In 2013, seasonal malaria chemoprevention (SMC) was introduced in Niger in accordance with the recommendations of the World Health Organization (WHO) and the national policy to combat Malaria. Children aged 3 to 59 months received curative doses of sulphadoxine-pyrimethamine and amodiaquine once a month over a course of 3 days from July to November throughout a mass campaign.
The target group of children aged from 3 to 59 months - living in 12 health areas of five health districts (Magaria, Madaoua, Bouza, Madaraounfa and Guidam-Roumdji) spread over three regions of Niger (Zinder, Tahoua, Maradi) - was initially estimated at 139 000 children. After having repeated the population censuses in the respective districts the estimation had to be increased by 50 % reaching a total of 206 000 children in the target group.
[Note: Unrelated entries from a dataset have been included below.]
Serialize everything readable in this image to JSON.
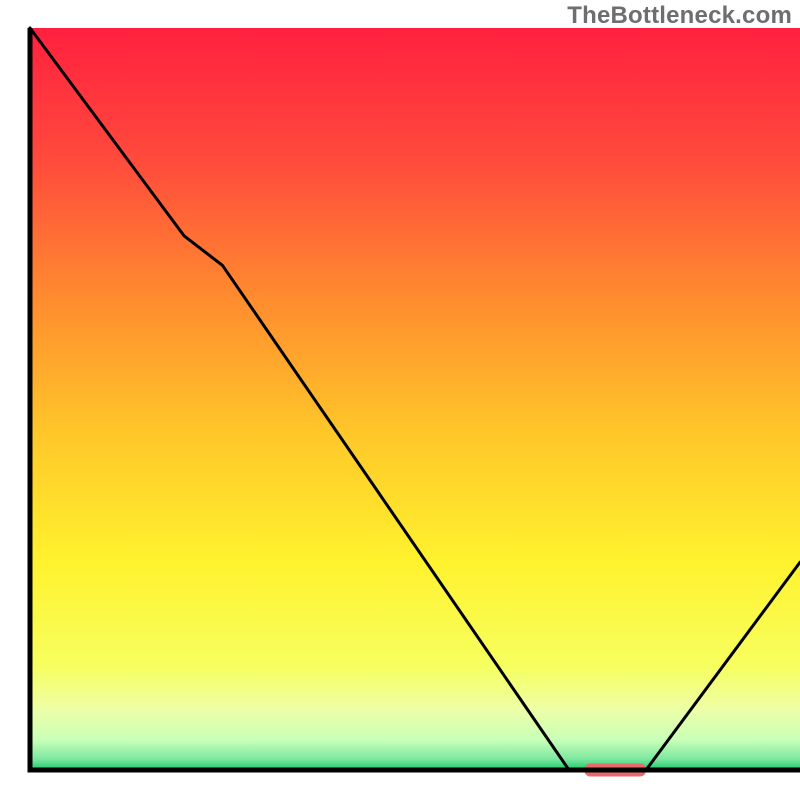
{
  "watermark": "TheBottleneck.com",
  "chart_data": {
    "type": "line",
    "title": "",
    "xlabel": "",
    "ylabel": "",
    "xlim": [
      0,
      100
    ],
    "ylim": [
      0,
      100
    ],
    "grid": false,
    "legend": false,
    "x": [
      0,
      20,
      25,
      70,
      80,
      100
    ],
    "values": [
      100,
      72,
      68,
      0,
      0,
      28
    ],
    "marker": {
      "x_start": 72,
      "x_end": 80,
      "y": 0,
      "color": "#e96a6d"
    },
    "background_gradient": {
      "type": "vertical",
      "stops": [
        {
          "pos": 0.0,
          "color": "#ff203f"
        },
        {
          "pos": 0.18,
          "color": "#ff4b3c"
        },
        {
          "pos": 0.36,
          "color": "#ff8a2f"
        },
        {
          "pos": 0.55,
          "color": "#ffc829"
        },
        {
          "pos": 0.72,
          "color": "#fff22e"
        },
        {
          "pos": 0.86,
          "color": "#f7ff5f"
        },
        {
          "pos": 0.92,
          "color": "#ecffa8"
        },
        {
          "pos": 0.96,
          "color": "#c8ffb8"
        },
        {
          "pos": 0.985,
          "color": "#7de8a0"
        },
        {
          "pos": 1.0,
          "color": "#1dc86a"
        }
      ]
    },
    "axes_color": "#000000",
    "line_color": "#000000"
  }
}
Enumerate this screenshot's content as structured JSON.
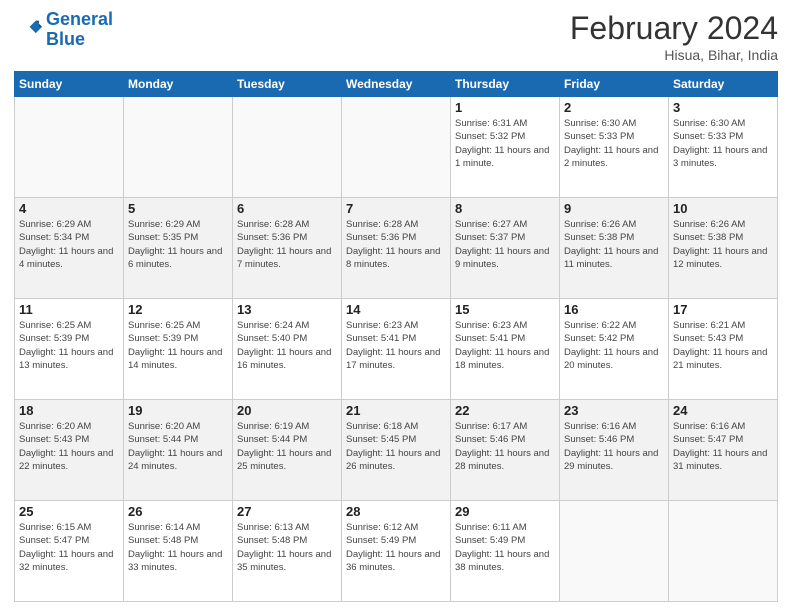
{
  "logo": {
    "line1": "General",
    "line2": "Blue"
  },
  "title": "February 2024",
  "location": "Hisua, Bihar, India",
  "days_header": [
    "Sunday",
    "Monday",
    "Tuesday",
    "Wednesday",
    "Thursday",
    "Friday",
    "Saturday"
  ],
  "weeks": [
    [
      {
        "num": "",
        "info": ""
      },
      {
        "num": "",
        "info": ""
      },
      {
        "num": "",
        "info": ""
      },
      {
        "num": "",
        "info": ""
      },
      {
        "num": "1",
        "info": "Sunrise: 6:31 AM\nSunset: 5:32 PM\nDaylight: 11 hours and 1 minute."
      },
      {
        "num": "2",
        "info": "Sunrise: 6:30 AM\nSunset: 5:33 PM\nDaylight: 11 hours and 2 minutes."
      },
      {
        "num": "3",
        "info": "Sunrise: 6:30 AM\nSunset: 5:33 PM\nDaylight: 11 hours and 3 minutes."
      }
    ],
    [
      {
        "num": "4",
        "info": "Sunrise: 6:29 AM\nSunset: 5:34 PM\nDaylight: 11 hours and 4 minutes."
      },
      {
        "num": "5",
        "info": "Sunrise: 6:29 AM\nSunset: 5:35 PM\nDaylight: 11 hours and 6 minutes."
      },
      {
        "num": "6",
        "info": "Sunrise: 6:28 AM\nSunset: 5:36 PM\nDaylight: 11 hours and 7 minutes."
      },
      {
        "num": "7",
        "info": "Sunrise: 6:28 AM\nSunset: 5:36 PM\nDaylight: 11 hours and 8 minutes."
      },
      {
        "num": "8",
        "info": "Sunrise: 6:27 AM\nSunset: 5:37 PM\nDaylight: 11 hours and 9 minutes."
      },
      {
        "num": "9",
        "info": "Sunrise: 6:26 AM\nSunset: 5:38 PM\nDaylight: 11 hours and 11 minutes."
      },
      {
        "num": "10",
        "info": "Sunrise: 6:26 AM\nSunset: 5:38 PM\nDaylight: 11 hours and 12 minutes."
      }
    ],
    [
      {
        "num": "11",
        "info": "Sunrise: 6:25 AM\nSunset: 5:39 PM\nDaylight: 11 hours and 13 minutes."
      },
      {
        "num": "12",
        "info": "Sunrise: 6:25 AM\nSunset: 5:39 PM\nDaylight: 11 hours and 14 minutes."
      },
      {
        "num": "13",
        "info": "Sunrise: 6:24 AM\nSunset: 5:40 PM\nDaylight: 11 hours and 16 minutes."
      },
      {
        "num": "14",
        "info": "Sunrise: 6:23 AM\nSunset: 5:41 PM\nDaylight: 11 hours and 17 minutes."
      },
      {
        "num": "15",
        "info": "Sunrise: 6:23 AM\nSunset: 5:41 PM\nDaylight: 11 hours and 18 minutes."
      },
      {
        "num": "16",
        "info": "Sunrise: 6:22 AM\nSunset: 5:42 PM\nDaylight: 11 hours and 20 minutes."
      },
      {
        "num": "17",
        "info": "Sunrise: 6:21 AM\nSunset: 5:43 PM\nDaylight: 11 hours and 21 minutes."
      }
    ],
    [
      {
        "num": "18",
        "info": "Sunrise: 6:20 AM\nSunset: 5:43 PM\nDaylight: 11 hours and 22 minutes."
      },
      {
        "num": "19",
        "info": "Sunrise: 6:20 AM\nSunset: 5:44 PM\nDaylight: 11 hours and 24 minutes."
      },
      {
        "num": "20",
        "info": "Sunrise: 6:19 AM\nSunset: 5:44 PM\nDaylight: 11 hours and 25 minutes."
      },
      {
        "num": "21",
        "info": "Sunrise: 6:18 AM\nSunset: 5:45 PM\nDaylight: 11 hours and 26 minutes."
      },
      {
        "num": "22",
        "info": "Sunrise: 6:17 AM\nSunset: 5:46 PM\nDaylight: 11 hours and 28 minutes."
      },
      {
        "num": "23",
        "info": "Sunrise: 6:16 AM\nSunset: 5:46 PM\nDaylight: 11 hours and 29 minutes."
      },
      {
        "num": "24",
        "info": "Sunrise: 6:16 AM\nSunset: 5:47 PM\nDaylight: 11 hours and 31 minutes."
      }
    ],
    [
      {
        "num": "25",
        "info": "Sunrise: 6:15 AM\nSunset: 5:47 PM\nDaylight: 11 hours and 32 minutes."
      },
      {
        "num": "26",
        "info": "Sunrise: 6:14 AM\nSunset: 5:48 PM\nDaylight: 11 hours and 33 minutes."
      },
      {
        "num": "27",
        "info": "Sunrise: 6:13 AM\nSunset: 5:48 PM\nDaylight: 11 hours and 35 minutes."
      },
      {
        "num": "28",
        "info": "Sunrise: 6:12 AM\nSunset: 5:49 PM\nDaylight: 11 hours and 36 minutes."
      },
      {
        "num": "29",
        "info": "Sunrise: 6:11 AM\nSunset: 5:49 PM\nDaylight: 11 hours and 38 minutes."
      },
      {
        "num": "",
        "info": ""
      },
      {
        "num": "",
        "info": ""
      }
    ]
  ]
}
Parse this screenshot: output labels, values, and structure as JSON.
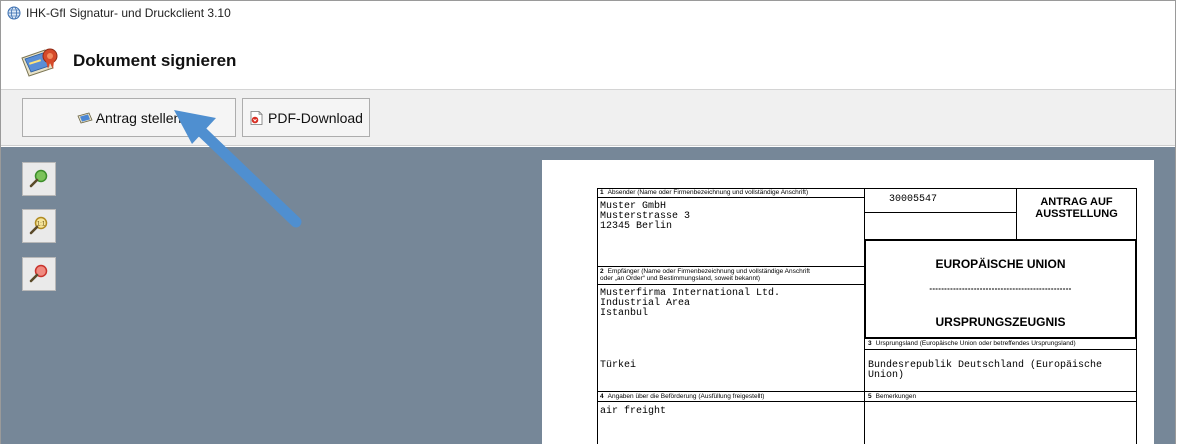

The SMC medicine, available in combination packs containing both SP and AQ, was distributed by more than 2 000 local community agents supported by 90 supervisors. The medicine was given out in 179 large fixed sites, 75 small fixed sites and by 99 teams distributing door-to-door.
Only the OCB teams in the Guidam Roumdji district supervised the drug administration during all 3 days. In the other districts, only the intake of the first dose was supervised, the other two doses were then administered by relatives at home.